| Du maintien de la paix traditionnel …
Le maintien de la paix des Nations s’est d’abord développé pendant la guerre froide pour calmer les tensions et faciliter le règlement des conflits entre les Etats en déployant du personnel militaire armé ou non armé en provenance de plusieurs pays, sous le commandement de l’ONU, entre les forces armées des anciennes parties belligérantes. Le personnel de maintien de la paix pouvait être appelé lorsque le Conseil de sécurité confiait à l’ONU la tâche d’observer les cessez-le-feu ou la séparation des forces afin de maintenir la paix et la sécurité internationales conformément aux dispositions de la Charte des Nations Unies.

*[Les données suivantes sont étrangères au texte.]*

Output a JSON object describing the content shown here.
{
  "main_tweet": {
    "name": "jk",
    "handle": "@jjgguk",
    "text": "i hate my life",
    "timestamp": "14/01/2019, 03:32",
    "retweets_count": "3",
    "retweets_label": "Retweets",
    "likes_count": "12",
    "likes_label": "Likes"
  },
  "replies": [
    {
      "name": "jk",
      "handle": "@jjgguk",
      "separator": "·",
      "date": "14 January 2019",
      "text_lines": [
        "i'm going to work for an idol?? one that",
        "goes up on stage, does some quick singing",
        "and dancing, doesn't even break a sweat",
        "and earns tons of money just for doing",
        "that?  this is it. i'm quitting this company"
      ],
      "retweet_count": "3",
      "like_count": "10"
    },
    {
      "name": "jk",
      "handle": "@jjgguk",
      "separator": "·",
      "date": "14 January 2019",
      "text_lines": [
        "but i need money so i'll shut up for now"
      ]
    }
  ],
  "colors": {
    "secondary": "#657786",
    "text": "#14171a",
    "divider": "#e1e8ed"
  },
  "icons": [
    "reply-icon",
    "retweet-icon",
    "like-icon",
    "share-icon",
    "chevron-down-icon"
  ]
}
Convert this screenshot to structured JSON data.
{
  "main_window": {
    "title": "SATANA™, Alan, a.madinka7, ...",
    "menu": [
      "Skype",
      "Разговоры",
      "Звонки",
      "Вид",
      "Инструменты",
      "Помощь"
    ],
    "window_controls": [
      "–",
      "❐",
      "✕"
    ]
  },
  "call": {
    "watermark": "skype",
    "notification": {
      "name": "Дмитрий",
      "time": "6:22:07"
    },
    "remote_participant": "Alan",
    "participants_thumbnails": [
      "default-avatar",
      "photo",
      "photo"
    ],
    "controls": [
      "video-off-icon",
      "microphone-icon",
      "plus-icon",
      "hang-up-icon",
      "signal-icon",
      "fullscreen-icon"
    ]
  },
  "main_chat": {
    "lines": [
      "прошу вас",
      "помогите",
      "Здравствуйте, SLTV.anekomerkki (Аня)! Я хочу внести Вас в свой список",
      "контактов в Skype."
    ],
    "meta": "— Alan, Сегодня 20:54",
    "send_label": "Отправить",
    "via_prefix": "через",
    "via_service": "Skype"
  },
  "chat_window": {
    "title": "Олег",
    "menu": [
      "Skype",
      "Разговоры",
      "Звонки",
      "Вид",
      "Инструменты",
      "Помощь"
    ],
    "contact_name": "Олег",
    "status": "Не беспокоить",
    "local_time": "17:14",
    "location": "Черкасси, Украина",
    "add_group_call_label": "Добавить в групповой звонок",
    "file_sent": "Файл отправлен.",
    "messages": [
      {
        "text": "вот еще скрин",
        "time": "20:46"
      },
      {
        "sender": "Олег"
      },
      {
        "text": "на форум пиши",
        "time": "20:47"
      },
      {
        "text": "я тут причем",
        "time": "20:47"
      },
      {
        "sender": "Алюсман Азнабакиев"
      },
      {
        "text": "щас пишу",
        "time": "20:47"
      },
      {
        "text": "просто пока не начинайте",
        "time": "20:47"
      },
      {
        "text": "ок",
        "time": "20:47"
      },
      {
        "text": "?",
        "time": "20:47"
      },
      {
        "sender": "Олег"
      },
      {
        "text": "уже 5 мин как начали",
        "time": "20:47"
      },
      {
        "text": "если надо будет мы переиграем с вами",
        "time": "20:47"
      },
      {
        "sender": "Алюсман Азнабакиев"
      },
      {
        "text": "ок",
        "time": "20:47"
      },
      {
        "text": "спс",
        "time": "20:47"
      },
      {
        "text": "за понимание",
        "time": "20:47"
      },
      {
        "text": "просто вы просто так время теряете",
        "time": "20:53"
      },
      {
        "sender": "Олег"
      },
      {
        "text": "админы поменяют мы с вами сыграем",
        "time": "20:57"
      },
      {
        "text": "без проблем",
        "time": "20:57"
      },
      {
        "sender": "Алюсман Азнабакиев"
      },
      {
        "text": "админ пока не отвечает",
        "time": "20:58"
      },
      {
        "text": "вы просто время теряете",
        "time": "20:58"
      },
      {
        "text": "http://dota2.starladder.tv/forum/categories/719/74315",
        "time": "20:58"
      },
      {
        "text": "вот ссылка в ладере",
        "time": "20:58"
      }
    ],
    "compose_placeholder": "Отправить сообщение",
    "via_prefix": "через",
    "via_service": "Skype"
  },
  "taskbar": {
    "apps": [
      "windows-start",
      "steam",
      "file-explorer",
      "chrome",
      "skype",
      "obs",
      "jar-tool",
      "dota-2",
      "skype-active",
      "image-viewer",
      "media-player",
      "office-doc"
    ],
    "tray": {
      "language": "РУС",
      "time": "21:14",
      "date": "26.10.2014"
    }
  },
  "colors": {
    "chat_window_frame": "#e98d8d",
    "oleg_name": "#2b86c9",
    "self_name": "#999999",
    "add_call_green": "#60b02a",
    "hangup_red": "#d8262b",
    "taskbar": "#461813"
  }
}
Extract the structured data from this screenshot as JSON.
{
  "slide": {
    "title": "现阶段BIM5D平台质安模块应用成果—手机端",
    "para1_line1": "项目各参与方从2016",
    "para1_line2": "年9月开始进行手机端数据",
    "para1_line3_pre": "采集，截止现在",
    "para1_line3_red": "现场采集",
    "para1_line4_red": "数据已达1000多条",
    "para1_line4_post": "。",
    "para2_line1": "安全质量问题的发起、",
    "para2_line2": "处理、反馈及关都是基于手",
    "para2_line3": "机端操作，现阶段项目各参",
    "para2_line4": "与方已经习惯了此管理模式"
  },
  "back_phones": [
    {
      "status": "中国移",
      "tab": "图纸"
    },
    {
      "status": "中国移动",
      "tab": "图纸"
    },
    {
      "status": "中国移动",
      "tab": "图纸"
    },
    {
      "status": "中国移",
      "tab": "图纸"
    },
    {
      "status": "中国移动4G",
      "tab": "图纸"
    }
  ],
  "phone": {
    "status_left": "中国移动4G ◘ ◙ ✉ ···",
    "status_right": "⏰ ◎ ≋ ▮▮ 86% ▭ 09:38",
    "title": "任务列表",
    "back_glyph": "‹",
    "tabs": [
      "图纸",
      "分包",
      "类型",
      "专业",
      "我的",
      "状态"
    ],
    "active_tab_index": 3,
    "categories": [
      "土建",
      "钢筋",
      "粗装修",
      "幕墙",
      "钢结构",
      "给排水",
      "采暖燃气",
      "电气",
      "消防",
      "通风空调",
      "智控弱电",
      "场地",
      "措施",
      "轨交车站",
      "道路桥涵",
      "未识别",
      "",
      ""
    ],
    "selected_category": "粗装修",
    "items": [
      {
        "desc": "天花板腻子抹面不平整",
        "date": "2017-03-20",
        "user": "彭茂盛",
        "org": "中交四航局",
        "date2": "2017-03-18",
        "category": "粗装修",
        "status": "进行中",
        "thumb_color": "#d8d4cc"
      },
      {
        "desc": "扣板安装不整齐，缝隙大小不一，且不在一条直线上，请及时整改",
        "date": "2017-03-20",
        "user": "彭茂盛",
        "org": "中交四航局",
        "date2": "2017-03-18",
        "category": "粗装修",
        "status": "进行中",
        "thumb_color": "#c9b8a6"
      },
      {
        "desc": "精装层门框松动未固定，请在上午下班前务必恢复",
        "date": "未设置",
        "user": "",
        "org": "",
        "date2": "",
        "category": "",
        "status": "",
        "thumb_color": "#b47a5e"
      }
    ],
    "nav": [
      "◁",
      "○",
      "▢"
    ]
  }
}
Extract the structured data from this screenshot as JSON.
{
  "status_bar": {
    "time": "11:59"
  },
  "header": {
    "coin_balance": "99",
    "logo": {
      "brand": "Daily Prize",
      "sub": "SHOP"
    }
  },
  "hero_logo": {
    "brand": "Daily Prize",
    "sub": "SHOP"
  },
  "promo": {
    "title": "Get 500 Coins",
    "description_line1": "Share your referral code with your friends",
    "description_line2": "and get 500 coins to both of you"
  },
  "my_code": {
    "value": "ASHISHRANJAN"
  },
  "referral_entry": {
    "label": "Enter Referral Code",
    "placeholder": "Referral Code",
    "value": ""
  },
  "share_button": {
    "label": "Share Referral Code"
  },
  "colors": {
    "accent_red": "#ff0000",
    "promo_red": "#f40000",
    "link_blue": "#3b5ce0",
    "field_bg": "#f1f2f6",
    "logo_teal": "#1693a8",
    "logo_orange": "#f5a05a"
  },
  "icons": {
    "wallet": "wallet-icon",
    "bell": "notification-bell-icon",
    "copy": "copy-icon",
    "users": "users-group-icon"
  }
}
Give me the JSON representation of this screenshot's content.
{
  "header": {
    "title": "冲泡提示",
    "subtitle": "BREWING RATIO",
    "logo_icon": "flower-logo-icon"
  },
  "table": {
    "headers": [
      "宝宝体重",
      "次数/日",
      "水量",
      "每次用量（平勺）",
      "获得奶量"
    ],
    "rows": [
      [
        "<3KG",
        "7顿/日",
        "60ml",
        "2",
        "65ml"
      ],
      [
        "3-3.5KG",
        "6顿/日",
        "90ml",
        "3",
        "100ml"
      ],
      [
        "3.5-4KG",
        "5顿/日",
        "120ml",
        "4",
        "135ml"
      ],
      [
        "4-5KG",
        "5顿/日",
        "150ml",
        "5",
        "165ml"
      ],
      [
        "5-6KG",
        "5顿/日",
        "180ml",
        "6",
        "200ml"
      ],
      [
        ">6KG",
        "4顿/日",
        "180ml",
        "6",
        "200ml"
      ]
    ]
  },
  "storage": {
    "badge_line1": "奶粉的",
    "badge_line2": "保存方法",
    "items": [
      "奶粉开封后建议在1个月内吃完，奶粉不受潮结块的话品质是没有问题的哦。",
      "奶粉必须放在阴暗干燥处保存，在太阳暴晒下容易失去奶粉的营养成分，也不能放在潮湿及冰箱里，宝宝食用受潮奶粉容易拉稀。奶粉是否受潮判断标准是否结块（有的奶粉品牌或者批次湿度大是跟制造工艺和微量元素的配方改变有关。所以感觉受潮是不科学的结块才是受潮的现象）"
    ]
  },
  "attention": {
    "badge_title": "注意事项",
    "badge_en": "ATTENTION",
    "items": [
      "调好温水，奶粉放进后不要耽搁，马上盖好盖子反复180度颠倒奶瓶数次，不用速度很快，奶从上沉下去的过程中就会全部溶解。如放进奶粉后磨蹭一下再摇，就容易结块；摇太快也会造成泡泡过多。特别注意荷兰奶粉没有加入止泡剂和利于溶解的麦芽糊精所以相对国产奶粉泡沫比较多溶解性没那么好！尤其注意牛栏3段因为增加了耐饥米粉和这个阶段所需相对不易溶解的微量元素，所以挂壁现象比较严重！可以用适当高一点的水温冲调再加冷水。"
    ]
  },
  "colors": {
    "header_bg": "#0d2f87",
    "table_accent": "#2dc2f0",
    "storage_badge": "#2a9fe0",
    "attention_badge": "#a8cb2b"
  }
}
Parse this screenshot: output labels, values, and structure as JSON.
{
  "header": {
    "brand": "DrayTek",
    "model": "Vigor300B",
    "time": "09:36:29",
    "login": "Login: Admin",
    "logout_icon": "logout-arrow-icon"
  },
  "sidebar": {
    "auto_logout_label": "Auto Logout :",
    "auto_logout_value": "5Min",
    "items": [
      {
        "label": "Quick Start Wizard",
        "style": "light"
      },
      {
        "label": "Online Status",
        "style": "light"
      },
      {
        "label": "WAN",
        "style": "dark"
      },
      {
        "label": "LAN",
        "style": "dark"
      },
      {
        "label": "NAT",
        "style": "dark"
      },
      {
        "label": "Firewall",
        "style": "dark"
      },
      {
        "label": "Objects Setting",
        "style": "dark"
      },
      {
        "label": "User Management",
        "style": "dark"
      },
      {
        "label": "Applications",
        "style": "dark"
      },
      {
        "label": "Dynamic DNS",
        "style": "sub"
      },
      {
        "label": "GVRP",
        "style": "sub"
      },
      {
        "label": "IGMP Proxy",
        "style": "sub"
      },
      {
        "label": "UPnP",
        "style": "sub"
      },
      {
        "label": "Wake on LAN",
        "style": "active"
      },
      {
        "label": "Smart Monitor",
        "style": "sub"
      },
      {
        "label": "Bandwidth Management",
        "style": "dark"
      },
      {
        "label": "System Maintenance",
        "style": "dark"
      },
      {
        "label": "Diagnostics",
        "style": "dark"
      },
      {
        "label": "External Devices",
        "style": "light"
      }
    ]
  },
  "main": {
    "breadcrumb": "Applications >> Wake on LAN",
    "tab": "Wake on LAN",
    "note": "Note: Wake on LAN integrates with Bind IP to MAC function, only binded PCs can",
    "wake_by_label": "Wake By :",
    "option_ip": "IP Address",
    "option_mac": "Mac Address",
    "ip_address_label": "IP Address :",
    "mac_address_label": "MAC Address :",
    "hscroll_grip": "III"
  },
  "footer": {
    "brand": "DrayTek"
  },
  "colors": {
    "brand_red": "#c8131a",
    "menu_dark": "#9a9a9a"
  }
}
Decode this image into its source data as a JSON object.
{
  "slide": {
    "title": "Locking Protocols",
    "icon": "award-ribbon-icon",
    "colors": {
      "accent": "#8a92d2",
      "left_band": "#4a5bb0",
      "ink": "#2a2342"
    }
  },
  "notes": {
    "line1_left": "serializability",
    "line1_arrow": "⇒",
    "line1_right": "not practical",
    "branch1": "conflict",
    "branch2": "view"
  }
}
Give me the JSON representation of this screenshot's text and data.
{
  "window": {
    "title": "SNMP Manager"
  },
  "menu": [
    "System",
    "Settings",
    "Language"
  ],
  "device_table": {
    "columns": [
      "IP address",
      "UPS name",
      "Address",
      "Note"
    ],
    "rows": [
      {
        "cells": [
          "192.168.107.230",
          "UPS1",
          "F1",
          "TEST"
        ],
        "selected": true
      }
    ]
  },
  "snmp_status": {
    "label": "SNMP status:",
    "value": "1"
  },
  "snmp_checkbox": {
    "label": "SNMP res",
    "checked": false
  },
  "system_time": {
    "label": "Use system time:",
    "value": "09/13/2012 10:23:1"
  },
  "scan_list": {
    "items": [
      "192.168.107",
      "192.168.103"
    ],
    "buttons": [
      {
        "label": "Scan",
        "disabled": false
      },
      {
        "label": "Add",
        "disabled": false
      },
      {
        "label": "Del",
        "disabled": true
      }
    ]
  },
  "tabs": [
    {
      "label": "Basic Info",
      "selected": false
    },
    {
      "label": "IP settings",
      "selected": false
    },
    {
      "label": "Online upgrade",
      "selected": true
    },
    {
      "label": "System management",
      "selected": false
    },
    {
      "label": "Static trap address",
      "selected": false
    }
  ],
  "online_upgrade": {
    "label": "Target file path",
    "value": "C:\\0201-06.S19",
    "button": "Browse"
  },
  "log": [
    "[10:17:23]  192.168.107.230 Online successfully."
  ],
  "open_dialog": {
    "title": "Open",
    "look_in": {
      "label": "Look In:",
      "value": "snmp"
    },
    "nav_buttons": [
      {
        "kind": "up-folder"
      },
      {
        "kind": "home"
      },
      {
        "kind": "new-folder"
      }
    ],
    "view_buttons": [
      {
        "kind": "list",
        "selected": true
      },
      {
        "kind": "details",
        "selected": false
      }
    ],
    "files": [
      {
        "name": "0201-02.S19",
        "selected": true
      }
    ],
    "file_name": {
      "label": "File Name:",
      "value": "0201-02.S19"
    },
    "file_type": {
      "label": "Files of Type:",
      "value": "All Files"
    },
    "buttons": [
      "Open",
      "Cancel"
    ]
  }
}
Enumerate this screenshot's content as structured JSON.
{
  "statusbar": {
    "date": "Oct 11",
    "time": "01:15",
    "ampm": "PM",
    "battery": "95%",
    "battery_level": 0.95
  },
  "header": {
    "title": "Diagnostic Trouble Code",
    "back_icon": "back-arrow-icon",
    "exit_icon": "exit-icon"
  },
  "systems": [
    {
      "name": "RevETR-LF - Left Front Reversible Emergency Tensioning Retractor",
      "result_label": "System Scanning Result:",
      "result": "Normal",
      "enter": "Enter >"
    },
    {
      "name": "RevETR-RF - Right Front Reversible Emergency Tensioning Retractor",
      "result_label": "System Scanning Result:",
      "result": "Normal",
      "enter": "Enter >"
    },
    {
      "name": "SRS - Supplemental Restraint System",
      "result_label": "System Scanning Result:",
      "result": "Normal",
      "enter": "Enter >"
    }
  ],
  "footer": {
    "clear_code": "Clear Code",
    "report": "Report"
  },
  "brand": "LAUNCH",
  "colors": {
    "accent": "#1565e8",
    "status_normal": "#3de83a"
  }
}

Le personnel de maintien de la paix n’était pas censé riposter aux attaques. En général, il était déployé lorsqu’un cessez-le-feu était en place et que les parties au conflit avaient donné leur consentement. Les troupes des Nations Unies observaient depuis le terrain et faisaient un rapport impartial sur le respect du cessez-le-feu, du retrait des troupes ou d’autres composantes de l’accord de paix. Cela donnait du temps et une marge de manœuvre aux efforts diplomatiques pour traiter des causes sous-jacentes du conflit.
… au maintien de la paix multidimensionnel
La fin de la guerre froide a accéléré un changement dramatique dans les opérations de maintien de la paix des Nations Unies. Débarrassé de la bipolarisation, le Conseil de sécurité a mis en place des missions de maintien de la paix plus importantes et plus complexes, souvent en vue de faciliter la mise en œuvre d’accords de paix globaux entre des protagonistes intra-étatiques . En outre, le maintien de la paix a commencé à intégrer de plus en plus d’éléments non militaires pour assurer la durabilité. Le Département des opérations de maintien de la paix des Nations Unies (DOMP) a été créé en 1992 pour appuyer la demande croissante d’opérations complexes de maintien de la paix.
Dans l’ensemble, les nouvelles opérations ont été un succès. En el Salvador et au Mozambique, par exemple, les opérations de maintien de la paix des Nations Unies ont aidé ces pays, pendant la période de transition, à consolider une paix durable. Certaines initiatives ont échoué, en raison peut-être d’une évaluation par trop optimiste de ce que les opérations de maintien de la paix de l’ONU pouvaient accomplir. Pendant que des opérations de maintien de la paix se déroulaient au Cambodge et au Mozambique, le Conseil de sécurité a envoyé des Casques bleus dans des zones de conflit telles que la Somalie et la Bosnie-Herzégovine, où l’on n’avait ni un cessez-le-feu ni le consentement des parties au conflit. Certains des mandats confiés à ces missions se sont révélés impossibles à mettre en œuvre avec les ressources et les effectifs fournis. En outre, dans un certain nombre de situations, les Etats Membres n’étaient pas prêts à faire respecter leurs propres décisions. Les échecs — dont les plus notoires sont le massacre de Srebrenica (Bosnie-Herzégovine) en 1995 et le génocide au Rwanda en 1994 — ont suscité une période d’examen des opérations de maintien de la paix des Nations Unies.